Global remittances could fall by $100 billion in 2020, says Citi
This would cause the biggest problems for countries with little fiscal space to mitigate the hit from falling remittances
Slower economic growth expectations prompted Citi on Monday to slash its forecasts for global remittances, saying this raised the risk to credit ratings of smaller emerging market countries and was set to push up their borrowing costs.
Remittances could fall by $100 billion in the worse case scenario, Citi said in a note to clients, while more than doubling its base case for the scale of decline to $68 billion in 2020. In mid-April, it had estimated that the amount of wages migrants would send home would shrink by some $28 billion this year.
This would cause the biggest problems for countries with little fiscal space to mitigate the hit from falling remittances, which would increasingly force them to spend larger amounts to prop up their economies. That raises the risk that they become unable to meet all their debt obligations.

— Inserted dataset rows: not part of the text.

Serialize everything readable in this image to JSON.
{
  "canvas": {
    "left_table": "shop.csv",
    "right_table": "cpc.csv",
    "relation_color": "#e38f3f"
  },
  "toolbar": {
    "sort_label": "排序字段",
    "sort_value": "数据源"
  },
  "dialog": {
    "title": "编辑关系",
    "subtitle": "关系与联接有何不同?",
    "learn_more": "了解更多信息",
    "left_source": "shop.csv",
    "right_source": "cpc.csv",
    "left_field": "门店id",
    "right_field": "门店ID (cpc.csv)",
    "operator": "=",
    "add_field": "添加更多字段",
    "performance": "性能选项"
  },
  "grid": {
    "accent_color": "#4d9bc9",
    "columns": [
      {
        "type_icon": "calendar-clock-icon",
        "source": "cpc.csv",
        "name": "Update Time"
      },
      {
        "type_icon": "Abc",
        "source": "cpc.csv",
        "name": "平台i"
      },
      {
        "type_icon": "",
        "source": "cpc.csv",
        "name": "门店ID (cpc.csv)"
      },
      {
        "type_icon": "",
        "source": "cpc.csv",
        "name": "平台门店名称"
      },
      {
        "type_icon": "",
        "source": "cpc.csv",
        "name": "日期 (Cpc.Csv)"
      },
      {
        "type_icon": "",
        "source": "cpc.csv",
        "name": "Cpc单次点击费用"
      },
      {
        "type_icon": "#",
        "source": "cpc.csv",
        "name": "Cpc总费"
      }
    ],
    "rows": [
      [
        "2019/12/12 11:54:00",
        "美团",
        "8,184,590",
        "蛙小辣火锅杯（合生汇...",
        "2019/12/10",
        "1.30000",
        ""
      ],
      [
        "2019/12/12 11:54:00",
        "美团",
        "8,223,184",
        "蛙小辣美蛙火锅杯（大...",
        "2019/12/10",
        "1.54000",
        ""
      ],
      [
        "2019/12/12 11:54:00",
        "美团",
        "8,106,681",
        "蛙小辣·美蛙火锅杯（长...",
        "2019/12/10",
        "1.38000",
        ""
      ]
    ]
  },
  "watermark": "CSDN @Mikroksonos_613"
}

"Declines in remittances may have negative implications for the sovereign debt ratings of small EMs (emerging markets)," Citi's Dana Peterson wrote in a note to clients.
"Tajikistan and Sri Lanka are both at elevated risk of sovereign default, and have net inbound remittances that are sizable shares of own GDP," she added.
Much of the impact depends on which country and sector immigrants and migrants worked in. Migrant workers in the United States who originally came from Latin America and Asia were at higher risk of job losses, Citi said, and consequently would send less money home.
In April, the World Bank estimated that global remittances were set to tumble by $142 billion in 2020, the sharpest fall in recent history.